I seem to be all over the place with this book. I love spy stories and I think code-breakers are some of the unsung heroes of war. This book has both and the premise of the story was a good one. I just felt that it frequently moved too slowly.
Maximilian Westwood is a second son who makes his living doing translations in the several languages he speaks. He is also a retired code-breaker for the crown. He is taciturn, growly, frowning and totally engrossed in his translations. Max is the most honorable man you could ever want to meet. That is his nature and it is also to contrast his disreputable older brother.

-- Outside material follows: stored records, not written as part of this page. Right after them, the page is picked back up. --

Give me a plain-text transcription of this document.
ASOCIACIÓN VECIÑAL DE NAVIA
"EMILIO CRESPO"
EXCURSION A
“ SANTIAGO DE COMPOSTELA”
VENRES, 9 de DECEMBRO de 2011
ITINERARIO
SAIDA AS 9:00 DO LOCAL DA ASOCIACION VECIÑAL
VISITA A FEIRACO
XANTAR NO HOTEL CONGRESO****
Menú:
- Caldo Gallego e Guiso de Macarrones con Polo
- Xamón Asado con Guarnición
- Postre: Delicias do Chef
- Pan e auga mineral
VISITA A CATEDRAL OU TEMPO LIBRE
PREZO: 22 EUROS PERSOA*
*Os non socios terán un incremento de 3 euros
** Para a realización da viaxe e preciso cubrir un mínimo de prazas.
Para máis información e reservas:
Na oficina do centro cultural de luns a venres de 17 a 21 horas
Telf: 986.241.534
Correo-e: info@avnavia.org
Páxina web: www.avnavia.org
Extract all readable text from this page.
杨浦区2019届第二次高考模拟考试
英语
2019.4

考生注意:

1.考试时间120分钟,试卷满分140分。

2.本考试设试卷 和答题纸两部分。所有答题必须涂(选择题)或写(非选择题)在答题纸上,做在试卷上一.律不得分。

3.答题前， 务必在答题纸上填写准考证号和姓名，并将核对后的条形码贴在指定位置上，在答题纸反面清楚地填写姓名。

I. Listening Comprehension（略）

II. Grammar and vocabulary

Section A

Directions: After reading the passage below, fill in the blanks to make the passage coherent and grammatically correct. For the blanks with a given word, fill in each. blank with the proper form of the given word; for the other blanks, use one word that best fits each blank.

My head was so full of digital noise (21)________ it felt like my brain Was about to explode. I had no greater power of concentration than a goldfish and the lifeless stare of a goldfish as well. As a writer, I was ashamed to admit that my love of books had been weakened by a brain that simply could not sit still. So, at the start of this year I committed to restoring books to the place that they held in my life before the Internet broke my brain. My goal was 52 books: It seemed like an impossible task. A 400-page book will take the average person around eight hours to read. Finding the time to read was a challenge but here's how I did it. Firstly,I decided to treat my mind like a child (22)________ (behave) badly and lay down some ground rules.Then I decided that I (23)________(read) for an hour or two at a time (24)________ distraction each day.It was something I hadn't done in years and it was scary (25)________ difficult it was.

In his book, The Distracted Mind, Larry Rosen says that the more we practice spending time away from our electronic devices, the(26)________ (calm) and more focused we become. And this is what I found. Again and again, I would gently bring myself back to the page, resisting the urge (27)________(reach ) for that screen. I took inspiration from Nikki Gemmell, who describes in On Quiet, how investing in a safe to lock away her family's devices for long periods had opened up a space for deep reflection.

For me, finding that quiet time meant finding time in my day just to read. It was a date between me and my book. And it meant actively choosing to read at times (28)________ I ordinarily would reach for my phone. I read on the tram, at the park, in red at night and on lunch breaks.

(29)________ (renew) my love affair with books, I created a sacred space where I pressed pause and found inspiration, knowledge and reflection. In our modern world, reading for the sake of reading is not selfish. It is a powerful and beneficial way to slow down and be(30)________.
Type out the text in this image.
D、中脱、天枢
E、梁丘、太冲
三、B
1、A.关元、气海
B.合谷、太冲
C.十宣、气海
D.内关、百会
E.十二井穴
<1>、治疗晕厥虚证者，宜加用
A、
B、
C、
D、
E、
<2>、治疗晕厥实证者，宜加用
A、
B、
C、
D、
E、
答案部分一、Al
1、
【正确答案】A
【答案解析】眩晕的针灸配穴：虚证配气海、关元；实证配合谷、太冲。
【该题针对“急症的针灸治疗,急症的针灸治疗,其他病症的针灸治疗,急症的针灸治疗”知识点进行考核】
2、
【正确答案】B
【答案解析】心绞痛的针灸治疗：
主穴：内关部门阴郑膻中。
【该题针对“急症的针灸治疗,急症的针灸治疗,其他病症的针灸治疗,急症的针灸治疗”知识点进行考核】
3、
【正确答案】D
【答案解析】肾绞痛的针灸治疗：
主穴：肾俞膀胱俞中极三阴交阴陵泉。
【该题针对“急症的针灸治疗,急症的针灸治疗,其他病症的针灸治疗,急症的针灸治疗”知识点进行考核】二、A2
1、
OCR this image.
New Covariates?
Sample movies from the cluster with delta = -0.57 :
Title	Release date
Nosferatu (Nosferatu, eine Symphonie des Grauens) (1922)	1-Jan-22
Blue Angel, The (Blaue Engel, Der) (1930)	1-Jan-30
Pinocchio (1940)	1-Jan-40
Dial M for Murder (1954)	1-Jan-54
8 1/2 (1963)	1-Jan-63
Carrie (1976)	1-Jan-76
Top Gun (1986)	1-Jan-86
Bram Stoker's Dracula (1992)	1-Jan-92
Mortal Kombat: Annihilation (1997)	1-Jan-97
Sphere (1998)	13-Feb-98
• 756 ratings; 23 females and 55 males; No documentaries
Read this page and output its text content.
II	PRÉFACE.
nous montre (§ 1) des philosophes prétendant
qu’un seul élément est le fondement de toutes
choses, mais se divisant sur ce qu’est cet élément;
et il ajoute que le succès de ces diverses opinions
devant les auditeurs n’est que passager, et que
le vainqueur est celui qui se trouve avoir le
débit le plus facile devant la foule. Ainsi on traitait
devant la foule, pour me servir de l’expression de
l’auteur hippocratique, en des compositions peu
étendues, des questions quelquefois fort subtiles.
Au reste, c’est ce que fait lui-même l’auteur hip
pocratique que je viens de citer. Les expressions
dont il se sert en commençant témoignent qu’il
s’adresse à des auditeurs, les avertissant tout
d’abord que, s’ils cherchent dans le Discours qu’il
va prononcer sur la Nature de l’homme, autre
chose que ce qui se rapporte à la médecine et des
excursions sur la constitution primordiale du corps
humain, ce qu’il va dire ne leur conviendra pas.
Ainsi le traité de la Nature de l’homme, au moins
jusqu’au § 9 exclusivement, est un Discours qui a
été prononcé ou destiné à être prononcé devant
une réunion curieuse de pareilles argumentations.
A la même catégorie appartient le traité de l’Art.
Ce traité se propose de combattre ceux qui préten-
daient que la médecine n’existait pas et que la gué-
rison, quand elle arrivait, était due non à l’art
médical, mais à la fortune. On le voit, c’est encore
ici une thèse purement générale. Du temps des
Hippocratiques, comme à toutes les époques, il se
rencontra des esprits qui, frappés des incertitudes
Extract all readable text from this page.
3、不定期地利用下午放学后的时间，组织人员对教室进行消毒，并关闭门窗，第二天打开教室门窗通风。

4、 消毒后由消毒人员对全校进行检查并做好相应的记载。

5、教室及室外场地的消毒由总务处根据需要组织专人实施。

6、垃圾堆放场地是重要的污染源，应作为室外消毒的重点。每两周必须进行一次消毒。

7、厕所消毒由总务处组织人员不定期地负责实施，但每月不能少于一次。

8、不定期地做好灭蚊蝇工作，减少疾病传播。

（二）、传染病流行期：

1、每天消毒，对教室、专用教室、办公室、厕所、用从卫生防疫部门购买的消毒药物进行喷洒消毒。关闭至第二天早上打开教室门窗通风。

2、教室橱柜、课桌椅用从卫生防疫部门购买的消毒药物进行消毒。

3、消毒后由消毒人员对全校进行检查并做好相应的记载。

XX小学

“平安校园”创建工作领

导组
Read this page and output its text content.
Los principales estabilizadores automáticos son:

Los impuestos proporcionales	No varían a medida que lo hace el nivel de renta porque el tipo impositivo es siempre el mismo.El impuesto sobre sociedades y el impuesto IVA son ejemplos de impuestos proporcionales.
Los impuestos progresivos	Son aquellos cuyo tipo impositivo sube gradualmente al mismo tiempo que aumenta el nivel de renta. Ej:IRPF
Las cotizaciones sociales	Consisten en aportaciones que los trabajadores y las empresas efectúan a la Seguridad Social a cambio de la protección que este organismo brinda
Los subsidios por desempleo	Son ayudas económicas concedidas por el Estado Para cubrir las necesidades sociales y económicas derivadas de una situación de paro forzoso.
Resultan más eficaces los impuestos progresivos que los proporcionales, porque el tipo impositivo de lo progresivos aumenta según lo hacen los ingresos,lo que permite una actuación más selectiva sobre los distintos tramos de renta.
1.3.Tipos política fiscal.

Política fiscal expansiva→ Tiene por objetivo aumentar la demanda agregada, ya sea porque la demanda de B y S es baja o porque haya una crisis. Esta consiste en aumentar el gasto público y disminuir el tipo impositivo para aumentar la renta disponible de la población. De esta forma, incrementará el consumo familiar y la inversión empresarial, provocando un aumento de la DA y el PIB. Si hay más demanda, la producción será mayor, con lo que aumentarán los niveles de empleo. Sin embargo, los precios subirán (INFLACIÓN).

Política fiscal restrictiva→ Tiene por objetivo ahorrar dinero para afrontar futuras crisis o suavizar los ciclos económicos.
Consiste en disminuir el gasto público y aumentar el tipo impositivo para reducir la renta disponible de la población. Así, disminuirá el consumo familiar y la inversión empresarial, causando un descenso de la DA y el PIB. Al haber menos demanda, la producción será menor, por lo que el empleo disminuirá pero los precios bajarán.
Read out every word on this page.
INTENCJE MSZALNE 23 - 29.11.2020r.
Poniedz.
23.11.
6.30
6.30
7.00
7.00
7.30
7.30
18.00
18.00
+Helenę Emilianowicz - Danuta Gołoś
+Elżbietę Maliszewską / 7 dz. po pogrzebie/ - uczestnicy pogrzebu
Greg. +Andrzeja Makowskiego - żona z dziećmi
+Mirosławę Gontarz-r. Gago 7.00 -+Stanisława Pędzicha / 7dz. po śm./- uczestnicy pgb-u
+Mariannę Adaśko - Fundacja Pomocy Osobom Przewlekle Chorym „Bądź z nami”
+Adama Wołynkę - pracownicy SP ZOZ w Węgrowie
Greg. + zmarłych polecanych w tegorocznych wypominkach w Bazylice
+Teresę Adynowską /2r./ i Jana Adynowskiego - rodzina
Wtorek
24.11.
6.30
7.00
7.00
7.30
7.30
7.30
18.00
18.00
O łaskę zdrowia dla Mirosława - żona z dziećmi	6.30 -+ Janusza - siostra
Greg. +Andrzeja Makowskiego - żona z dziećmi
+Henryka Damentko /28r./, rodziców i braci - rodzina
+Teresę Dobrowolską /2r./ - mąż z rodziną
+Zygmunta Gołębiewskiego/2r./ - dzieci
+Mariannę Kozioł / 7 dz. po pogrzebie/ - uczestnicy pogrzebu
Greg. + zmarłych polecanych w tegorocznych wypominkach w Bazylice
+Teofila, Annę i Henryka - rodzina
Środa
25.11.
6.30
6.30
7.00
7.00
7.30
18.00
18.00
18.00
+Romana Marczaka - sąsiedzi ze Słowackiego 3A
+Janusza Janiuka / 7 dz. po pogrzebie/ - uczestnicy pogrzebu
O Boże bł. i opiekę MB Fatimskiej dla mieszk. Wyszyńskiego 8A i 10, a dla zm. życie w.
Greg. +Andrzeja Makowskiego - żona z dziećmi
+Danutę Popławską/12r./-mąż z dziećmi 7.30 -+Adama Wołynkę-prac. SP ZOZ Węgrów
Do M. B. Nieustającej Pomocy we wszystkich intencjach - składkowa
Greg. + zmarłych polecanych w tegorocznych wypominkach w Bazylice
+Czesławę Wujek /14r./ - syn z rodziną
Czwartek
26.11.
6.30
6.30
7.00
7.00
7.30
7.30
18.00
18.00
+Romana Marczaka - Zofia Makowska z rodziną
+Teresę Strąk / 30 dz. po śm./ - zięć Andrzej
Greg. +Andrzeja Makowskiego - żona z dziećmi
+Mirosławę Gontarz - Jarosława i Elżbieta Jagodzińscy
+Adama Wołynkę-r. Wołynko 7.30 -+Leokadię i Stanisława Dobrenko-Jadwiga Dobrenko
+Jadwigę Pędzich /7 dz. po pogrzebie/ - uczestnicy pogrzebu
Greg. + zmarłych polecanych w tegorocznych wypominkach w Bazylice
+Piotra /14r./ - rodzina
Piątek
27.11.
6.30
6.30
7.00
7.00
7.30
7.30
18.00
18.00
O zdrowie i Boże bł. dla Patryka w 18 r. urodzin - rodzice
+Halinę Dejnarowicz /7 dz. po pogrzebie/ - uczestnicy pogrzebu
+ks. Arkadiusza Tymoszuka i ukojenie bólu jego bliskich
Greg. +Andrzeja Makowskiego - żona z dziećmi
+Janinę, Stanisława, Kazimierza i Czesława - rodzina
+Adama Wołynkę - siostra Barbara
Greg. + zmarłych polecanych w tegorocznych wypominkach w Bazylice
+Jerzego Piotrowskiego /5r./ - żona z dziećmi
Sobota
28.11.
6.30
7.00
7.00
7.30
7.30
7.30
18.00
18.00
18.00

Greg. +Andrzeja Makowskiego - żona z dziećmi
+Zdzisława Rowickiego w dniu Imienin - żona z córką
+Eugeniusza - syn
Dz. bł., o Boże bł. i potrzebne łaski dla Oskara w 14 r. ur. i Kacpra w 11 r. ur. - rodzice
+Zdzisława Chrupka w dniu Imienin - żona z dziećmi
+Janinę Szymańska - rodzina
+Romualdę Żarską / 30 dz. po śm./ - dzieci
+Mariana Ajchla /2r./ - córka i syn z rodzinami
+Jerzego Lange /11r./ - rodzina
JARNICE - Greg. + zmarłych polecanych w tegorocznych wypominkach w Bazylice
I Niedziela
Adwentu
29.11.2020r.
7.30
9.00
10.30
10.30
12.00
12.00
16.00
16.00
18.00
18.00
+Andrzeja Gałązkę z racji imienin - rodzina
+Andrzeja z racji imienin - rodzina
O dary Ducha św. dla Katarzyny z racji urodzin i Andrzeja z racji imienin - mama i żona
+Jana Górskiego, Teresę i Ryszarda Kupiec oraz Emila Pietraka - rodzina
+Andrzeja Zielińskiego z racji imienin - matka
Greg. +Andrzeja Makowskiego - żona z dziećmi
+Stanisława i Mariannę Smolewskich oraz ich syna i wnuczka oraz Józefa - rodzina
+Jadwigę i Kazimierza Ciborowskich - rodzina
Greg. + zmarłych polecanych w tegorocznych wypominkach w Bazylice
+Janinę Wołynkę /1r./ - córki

Vivienne Le Fleur is a British spy. She has been trained since she was a child in all of the skills to become the consummate spy. She is superb with all weapons – pistols, knives, swords, etc. The Flower is an opera dancer and the mistress of Henri. She is also totally immersed in the persona she had to adopt in order to facilitate her spying. She is so immersed that she no longer knows where that persona ends and where the real ‘her’ begins.
Henri is the handler for Vivienne, The Flower, and I won’t say much about him other than to say that he’s a real jerk.
A French spymaster known as The Vulture wants to recruit the Flower and turn her into a double agent by any means – fair or foul – mostly foul. When she won’t turn, he kidnaps her sister to force her to do her bidding.
Flower worked with Max when he was a government code-breaker and she trusted him – at least as much as she trusted anyone. So, when she needed to have the Vulture’s coded messages deciphered, she went to him. They end up working together to solve the mystery.
What I really didn’t like really didn’t have much to do with the story – Max’s brother was really detestable and I would have loved it if something irreversible had happened to him. He could die or he could go insane or . . . Well, I just didn’t care, but it would have been nice for Max to take over the title or at least the management of the estate.
I also didn’t like that there was no real, lasting punishment for Henri. Somebody other than the Flower should have taken him on!
“I requested and received this book at no cost to me and volunteered to read it; my review is my honest opinion and given without any influence by the author or publisher.”